Limitations of Weather Generator 2.0
There are limitations to the rainfall extremes that can be simulated by the UKCP09 Weather Generator, particularly in the case of hourly rainfall extremes. The UKCP09 Weather Generator underestimates summer hourly rainfall because of a simplified equation used to derive hourly rainfall.
Daily information is used to drive the weather generator. In order for the weather generator to generate hourly information it uses a fixed relationship between daily and hourly rainfall statistics. This relationship comes from the observed climate statistics. Using this relationship in the future projections is limiting because it does not allow for a simulation in the increase of convective rainfall events. Convective rainfall is driven by thermal heating, causing evaporation; therefore, one would expect hotter summers to lead to more convective rainfall. However, in the weather generator, hourly rainfall is obtained from the daily values so it is difficult to project changes in the hourly intensity of rainfall.

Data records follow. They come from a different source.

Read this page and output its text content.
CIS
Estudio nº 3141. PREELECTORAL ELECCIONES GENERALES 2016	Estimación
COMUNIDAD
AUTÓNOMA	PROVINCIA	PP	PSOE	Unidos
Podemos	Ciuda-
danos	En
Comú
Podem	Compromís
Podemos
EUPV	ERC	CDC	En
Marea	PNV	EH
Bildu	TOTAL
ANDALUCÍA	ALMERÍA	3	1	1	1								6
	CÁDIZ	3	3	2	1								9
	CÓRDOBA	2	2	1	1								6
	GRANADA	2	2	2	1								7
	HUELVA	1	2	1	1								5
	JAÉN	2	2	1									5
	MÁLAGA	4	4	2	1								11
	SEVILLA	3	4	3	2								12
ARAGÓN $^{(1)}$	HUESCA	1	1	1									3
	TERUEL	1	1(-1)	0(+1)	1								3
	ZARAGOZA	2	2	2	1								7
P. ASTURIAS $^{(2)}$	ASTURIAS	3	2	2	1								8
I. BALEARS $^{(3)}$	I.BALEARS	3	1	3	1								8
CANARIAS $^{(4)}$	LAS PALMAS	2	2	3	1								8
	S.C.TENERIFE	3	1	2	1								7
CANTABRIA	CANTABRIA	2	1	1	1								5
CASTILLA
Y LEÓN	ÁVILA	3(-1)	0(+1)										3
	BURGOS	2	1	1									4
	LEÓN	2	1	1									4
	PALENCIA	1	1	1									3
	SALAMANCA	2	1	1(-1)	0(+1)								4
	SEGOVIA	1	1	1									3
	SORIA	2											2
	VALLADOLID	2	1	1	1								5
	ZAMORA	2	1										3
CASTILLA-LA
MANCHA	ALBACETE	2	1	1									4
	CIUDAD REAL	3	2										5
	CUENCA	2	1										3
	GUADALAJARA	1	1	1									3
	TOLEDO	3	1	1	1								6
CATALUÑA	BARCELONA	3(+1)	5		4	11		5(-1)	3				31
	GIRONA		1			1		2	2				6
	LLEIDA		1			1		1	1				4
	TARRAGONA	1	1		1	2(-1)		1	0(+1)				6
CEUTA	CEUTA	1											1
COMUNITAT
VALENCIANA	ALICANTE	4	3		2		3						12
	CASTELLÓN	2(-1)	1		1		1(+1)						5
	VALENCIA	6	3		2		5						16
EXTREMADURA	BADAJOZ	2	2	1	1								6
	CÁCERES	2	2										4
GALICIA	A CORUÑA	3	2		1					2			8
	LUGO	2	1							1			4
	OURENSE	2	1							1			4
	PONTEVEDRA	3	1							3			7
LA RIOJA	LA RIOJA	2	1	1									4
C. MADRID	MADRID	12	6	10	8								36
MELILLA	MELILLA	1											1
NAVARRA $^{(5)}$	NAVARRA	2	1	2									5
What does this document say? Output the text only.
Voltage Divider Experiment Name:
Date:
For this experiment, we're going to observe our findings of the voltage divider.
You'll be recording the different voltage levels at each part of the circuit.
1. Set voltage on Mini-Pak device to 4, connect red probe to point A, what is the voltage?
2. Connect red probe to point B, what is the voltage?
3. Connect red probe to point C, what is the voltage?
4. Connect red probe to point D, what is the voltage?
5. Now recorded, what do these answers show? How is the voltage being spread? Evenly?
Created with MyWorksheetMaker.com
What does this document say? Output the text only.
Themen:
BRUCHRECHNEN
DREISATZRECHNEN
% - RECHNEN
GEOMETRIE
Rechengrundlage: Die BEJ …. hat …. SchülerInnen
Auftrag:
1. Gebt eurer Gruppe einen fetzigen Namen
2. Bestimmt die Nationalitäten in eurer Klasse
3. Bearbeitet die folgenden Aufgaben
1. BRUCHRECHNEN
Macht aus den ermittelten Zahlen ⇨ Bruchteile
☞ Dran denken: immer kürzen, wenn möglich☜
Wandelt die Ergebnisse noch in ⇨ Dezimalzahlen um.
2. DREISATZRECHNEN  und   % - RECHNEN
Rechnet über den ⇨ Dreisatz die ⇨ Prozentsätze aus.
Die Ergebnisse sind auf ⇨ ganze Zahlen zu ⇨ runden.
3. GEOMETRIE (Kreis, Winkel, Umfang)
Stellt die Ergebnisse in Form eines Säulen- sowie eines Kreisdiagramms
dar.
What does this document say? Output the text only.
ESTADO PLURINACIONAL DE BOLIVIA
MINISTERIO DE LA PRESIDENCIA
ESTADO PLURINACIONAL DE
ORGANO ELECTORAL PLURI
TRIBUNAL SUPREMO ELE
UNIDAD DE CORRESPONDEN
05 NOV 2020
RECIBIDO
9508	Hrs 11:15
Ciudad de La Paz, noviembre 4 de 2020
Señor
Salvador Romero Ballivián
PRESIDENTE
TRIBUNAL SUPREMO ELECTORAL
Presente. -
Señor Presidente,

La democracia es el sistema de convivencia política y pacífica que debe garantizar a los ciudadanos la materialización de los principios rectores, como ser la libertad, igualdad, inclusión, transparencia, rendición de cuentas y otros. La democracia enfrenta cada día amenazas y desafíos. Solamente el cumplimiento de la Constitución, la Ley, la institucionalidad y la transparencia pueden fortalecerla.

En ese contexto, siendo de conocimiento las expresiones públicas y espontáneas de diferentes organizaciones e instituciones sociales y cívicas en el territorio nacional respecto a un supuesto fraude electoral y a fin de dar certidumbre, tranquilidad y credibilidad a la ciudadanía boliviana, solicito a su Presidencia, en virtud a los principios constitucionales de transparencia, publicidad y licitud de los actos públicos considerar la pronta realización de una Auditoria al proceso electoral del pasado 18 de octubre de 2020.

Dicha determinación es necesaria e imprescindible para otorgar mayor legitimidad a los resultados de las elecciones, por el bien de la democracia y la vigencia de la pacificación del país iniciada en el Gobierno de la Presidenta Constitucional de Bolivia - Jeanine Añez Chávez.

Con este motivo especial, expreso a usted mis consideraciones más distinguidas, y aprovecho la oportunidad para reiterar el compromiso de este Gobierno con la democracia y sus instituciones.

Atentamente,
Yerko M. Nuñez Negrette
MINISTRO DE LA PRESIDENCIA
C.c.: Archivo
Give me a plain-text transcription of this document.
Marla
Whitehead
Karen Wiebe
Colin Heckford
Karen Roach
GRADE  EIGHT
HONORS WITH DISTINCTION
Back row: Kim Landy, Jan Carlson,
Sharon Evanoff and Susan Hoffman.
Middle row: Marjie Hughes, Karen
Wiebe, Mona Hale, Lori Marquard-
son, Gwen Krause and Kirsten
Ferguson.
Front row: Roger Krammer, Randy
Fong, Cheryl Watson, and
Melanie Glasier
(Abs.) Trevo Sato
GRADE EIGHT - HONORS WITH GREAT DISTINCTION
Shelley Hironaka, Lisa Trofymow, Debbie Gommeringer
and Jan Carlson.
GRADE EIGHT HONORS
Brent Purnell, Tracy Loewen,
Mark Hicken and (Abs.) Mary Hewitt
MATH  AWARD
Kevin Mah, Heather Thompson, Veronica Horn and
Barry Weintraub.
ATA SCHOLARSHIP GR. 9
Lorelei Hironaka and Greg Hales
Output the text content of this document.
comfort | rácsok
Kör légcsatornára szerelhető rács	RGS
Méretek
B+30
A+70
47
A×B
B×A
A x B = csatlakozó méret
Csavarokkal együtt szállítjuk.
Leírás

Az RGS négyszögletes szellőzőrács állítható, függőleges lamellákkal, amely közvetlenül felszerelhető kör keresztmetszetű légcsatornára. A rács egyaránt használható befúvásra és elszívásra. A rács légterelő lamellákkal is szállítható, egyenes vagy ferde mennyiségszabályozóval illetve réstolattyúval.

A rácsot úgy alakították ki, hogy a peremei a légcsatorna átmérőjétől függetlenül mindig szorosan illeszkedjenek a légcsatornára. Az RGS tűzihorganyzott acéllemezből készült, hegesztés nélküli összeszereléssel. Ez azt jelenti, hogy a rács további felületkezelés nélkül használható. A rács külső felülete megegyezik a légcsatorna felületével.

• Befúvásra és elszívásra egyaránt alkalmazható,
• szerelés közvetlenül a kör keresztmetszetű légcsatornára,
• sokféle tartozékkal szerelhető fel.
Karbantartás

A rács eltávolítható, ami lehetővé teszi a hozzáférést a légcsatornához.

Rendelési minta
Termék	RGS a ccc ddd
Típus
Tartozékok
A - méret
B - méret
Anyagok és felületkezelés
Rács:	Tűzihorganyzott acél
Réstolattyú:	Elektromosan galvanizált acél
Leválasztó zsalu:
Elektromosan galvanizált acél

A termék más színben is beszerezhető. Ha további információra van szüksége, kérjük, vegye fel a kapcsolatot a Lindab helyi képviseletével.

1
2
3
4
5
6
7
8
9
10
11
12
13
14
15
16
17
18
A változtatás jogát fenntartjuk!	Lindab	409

The projections for summer show overall decreases in daily rainfall therefore these will be associated with decreases in summer hourly rainfall. This simplification is clearly not consistent with the possibility of an increase in infrequent, but intense convective events. Therefore, in locations such as south east England where summer convection dominates the extreme rainfall, a low confidence should be placed in estimates of future hourly extremes.
Although the UKCP09 weather generator provides insight into future projections, caution should be taken particularly when examining future extremes. This is because the UKCP09 Weather Generator uses a record of climate observations (35 years; 1961-1995) as the baseline climatology to “train” the weather generator. Therefore, it is unreasonable to assume that extreme events, outside of the range of those previously observed, can be accurately simulated in future time series, regardless of how many years of output are simulated.